NATO Agrees To Take Command Of Military Efforts In Libya
International military action against Libya continued for a seventh straight day on Friday, one day after NATO agreed to take over enforcement the no-fly zone and other military efforts there.
The Huffington Post reported: "The overnight French and British strikes on an artillery battery and armored vehicles were intended to give a measure of relief to Ajdabiya, where residents have fled or cowered under more than a week of shelling and fighting between rebels and government troops. Explosions also could be heard in Tripoli, the Libyan capital, before daybreak Friday, apparently from airstrikes."
The strikes came after NATO reached an agreement late Thursday to to also take over the military efforts there. The alliance previously said NATO would take command over the no-fly zone, but had not decided whether it should also take over the entire campaign.
The New York Times reported: "Details of the second part of the operation will be worked out in a formal military planning document over the next couple of days, the officials said, but all NATO countries took the political decision that the alliance would command and coordinate the entire military campaign.
French officials on Friday also declared the Libyan airspace "under control."
Adm.
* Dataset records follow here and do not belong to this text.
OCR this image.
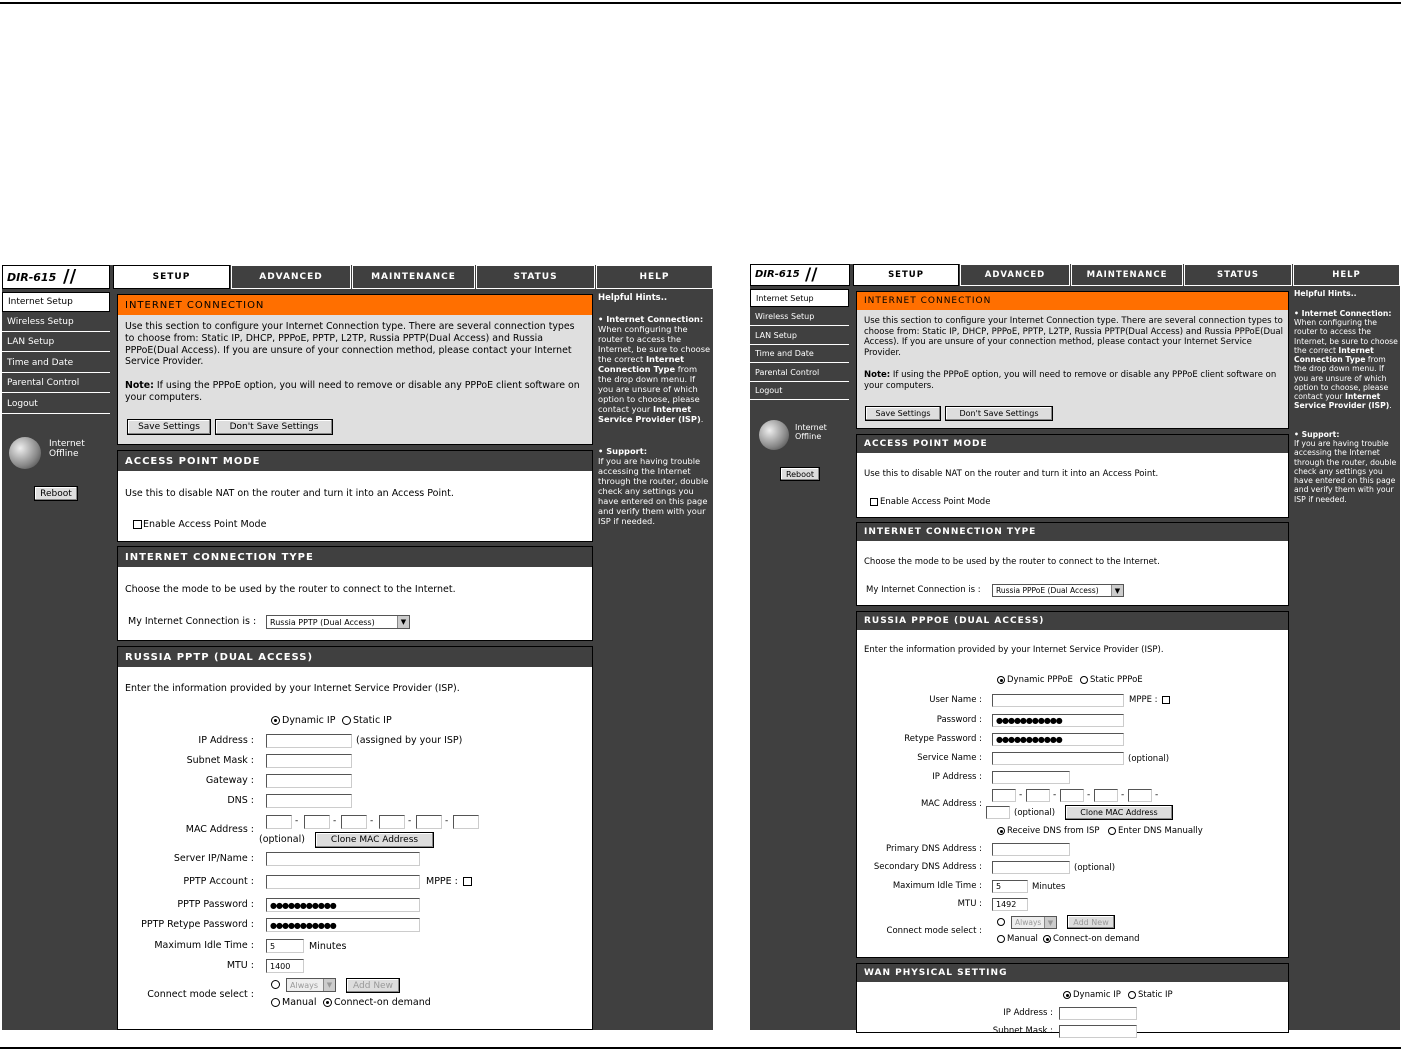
DIR-615 //	SETUP	ADVANCED	MAINTENANCE	STATUS	HELP
Internet Setup
Wireless Setup
LAN Setup
Time and Date
Parental Control
Logout
Internet
Offline
Reboot
INTERNET CONNECTION
Use this section to configure your Internet Connection type. There are several connection types to choose from: Static IP, DHCP, PPPoE, PPTP, L2TP, Russia PPTP(Dual Access) and Russia PPPoE(Dual Access). If you are unsure of your connection method, please contact your Internet Service Provider.
Note: If using the PPPoE option, you will need to remove or disable any PPPoE client software on your computers.
Save Settings	Don't Save Settings
ACCESS POINT MODE
Use this to disable NAT on the router and turn it into an Access Point.
Enable Access Point Mode
INTERNET CONNECTION TYPE
Choose the mode to be used by the router to connect to the Internet.
My Internet Connection is : Russia PPTP (Dual Access)	▼
RUSSIA PPTP (DUAL ACCESS)
Enter the information provided by your Internet Service Provider (ISP).
Dynamic IP Static IP
IP Address :	(assigned by your ISP)
Subnet Mask :
Gateway :
DNS :
MAC Address :
-	-	-	-	-
(optional)	Clone MAC Address
Server IP/Name :
PPTP Account :	MPPE :
PPTP Password :	●●●●●●●●●●●
PPTP Retype Password :	●●●●●●●●●●●
Maximum Idle Time :	5	Minutes
MTU :	1400
Connect mode select :
Always	▼	Add New
Manual Connect-on demand
Helpful Hints..
• Internet Connection:
When configuring the router to access the Internet, be sure to choose the correct Internet Connection Type from the drop down menu. If you are unsure of which option to choose, please contact your Internet Service Provider (ISP).
• Support:
If you are having trouble accessing the Internet through the router, double check any settings you have entered on this page and verify them with your ISP if needed.
DIR-615 //	SETUP	ADVANCED	MAINTENANCE	STATUS	HELP
Internet Setup
Wireless Setup
LAN Setup
Time and Date
Parental Control
Logout
Internet
Offline
Reboot
INTERNET CONNECTION
Use this section to configure your Internet Connection type. There are several connection types to choose from: Static IP, DHCP, PPPoE, PPTP, L2TP, Russia PPTP(Dual Access) and Russia PPPoE(Dual Access). If you are unsure of your connection method, please contact your Internet Service Provider.
Note: If using the PPPoE option, you will need to remove or disable any PPPoE client software on your computers.
Save Settings	Don't Save Settings
ACCESS POINT MODE
Use this to disable NAT on the router and turn it into an Access Point.
Enable Access Point Mode
INTERNET CONNECTION TYPE
Choose the mode to be used by the router to connect to the Internet.
My Internet Connection is : Russia PPPoE (Dual Access)	▼
RUSSIA PPPOE (DUAL ACCESS)
Enter the information provided by your Internet Service Provider (ISP).
Dynamic PPPoE Static PPPoE
User Name :	MPPE :
Password :	●●●●●●●●●●●
Retype Password :	●●●●●●●●●●●
Service Name :	(optional)
IP Address :
MAC Address :
-	-	-	-	-
(optional)	Clone MAC Address
Receive DNS from ISP Enter DNS Manually
Primary DNS Address :
Secondary DNS Address :	(optional)
Maximum Idle Time :	5	Minutes
MTU :	1492
Connect mode select :
Always ▼	Add New
Manual Connect-on demand
WAN PHYSICAL SETTING
Dynamic IP Static IP
IP Address :
Subnet Mask :
Helpful Hints..
• Internet Connection:
When configuring the router to access the Internet, be sure to choose the correct Internet Connection Type from the drop down menu. If you are unsure of which option to choose, please contact your Internet Service Provider (ISP).
• Support:
If you are having trouble accessing the Internet through the router, double check any settings you have entered on this page and verify them with your ISP if needed.
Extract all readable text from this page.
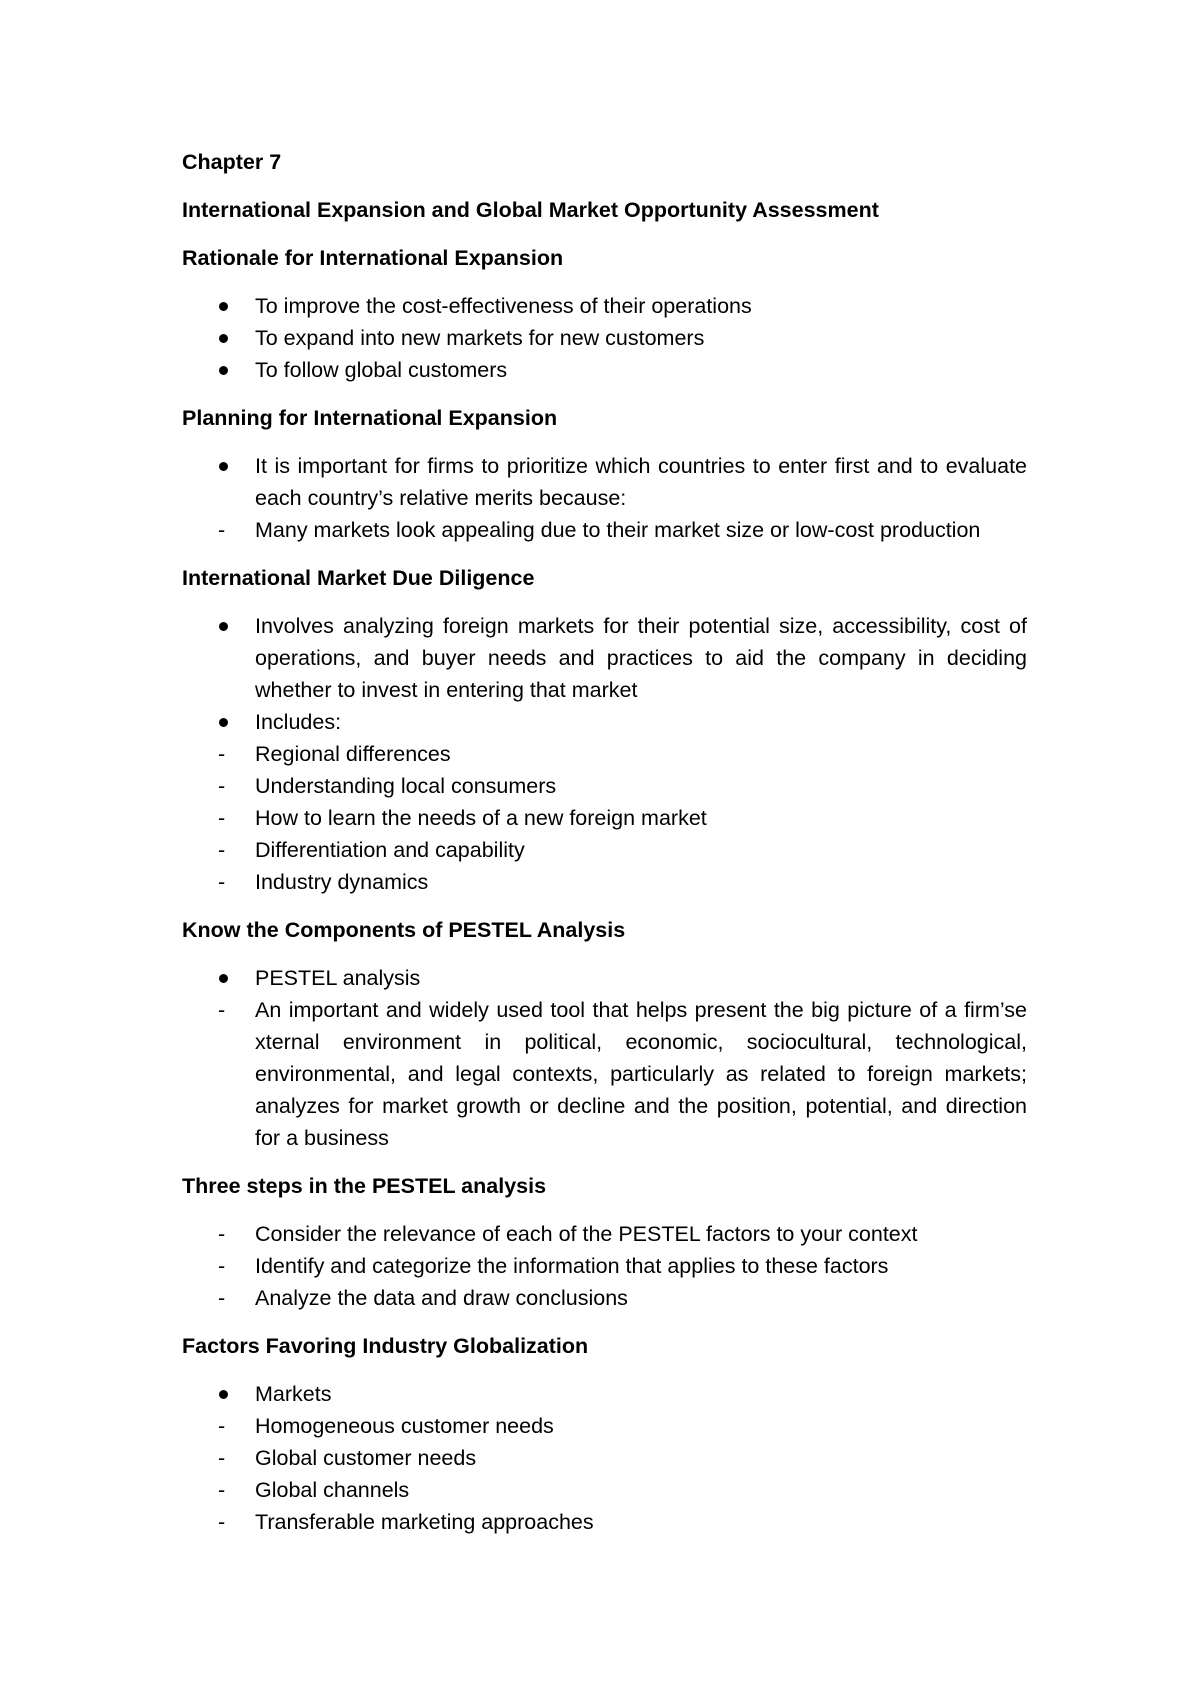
Chapter 7

International Expansion and Global Market Opportunity Assessment

Rationale for International Expansion

To improve the cost-effectiveness of their operations
To expand into new markets for new customers
To follow global customers

Planning for International Expansion

It is important for firms to prioritize which countries to enter first and to evaluate each country’s relative merits because:
-	Many markets look appealing due to their market size or low-cost production

International Market Due Diligence

Involves analyzing foreign markets for their potential size, accessibility, cost of operations, and buyer needs and practices to aid the company in deciding whether to invest in entering that market
Includes:
-	Regional differences
-	Understanding local consumers
-	How to learn the needs of a new foreign market
-	Differentiation and capability
-	Industry dynamics

Know the Components of PESTEL Analysis

PESTEL analysis
-	An important and widely used tool that helps present the big picture of a firm’se xternal environment in political, economic, sociocultural, technological, environmental, and legal contexts, particularly as related to foreign markets; analyzes for market growth or decline and the position, potential, and direction for a business

Three steps in the PESTEL analysis

-	Consider the relevance of each of the PESTEL factors to your context
-	Identify and categorize the information that applies to these factors
-	Analyze the data and draw conclusions

Factors Favoring Industry Globalization

Markets
-	Homogeneous customer needs
-	Global customer needs
-	Global channels
-	Transferable marketing approaches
Edouard Guillaud said on France-Info radio: ""Libyan airspace is under control, and we proved it yesterday, because a Libyan plane in the hands of pro-Gadhafi forces, which had just taken off from Misrata in order to bomb Misrata, was destroyed by a French Rafale."
Officials also said there would also be a meeting Tuesday of coalition foreign ministers to discuss sanctions and other possible measure in an effort to get Libyan dictator Moammar Gaddafi to step down.
Efforts to get the regime and rebel forces to meet proved unsuccessful on Friday. According to reports, representatives for the Libyan regime and opposition forces were expected to meet formally in Ethiopia with other international representatives in an effort to come to some sort of solution on a cease-fire agreement. However, Libyan rebel representatives did not show up.
Voice of America reported: "United Nations Secretary-General Ban Ki-moon was represented, as were as all permanent members of the U.N. Security Council, Libya’s North African neighbors, along with partners in the coalition imposing the no-fly zone. Moammar Gadhafi sent a five-member delegation led by the speaker of the People’s Congress.
"The main disappointment was the absence of the anti-Gadhafi rebels. A senior African diplomat who could not be identified under briefing rules said a rebel representative had refused to take part in talks unless Gadhafi’s ouster was a pre-condition."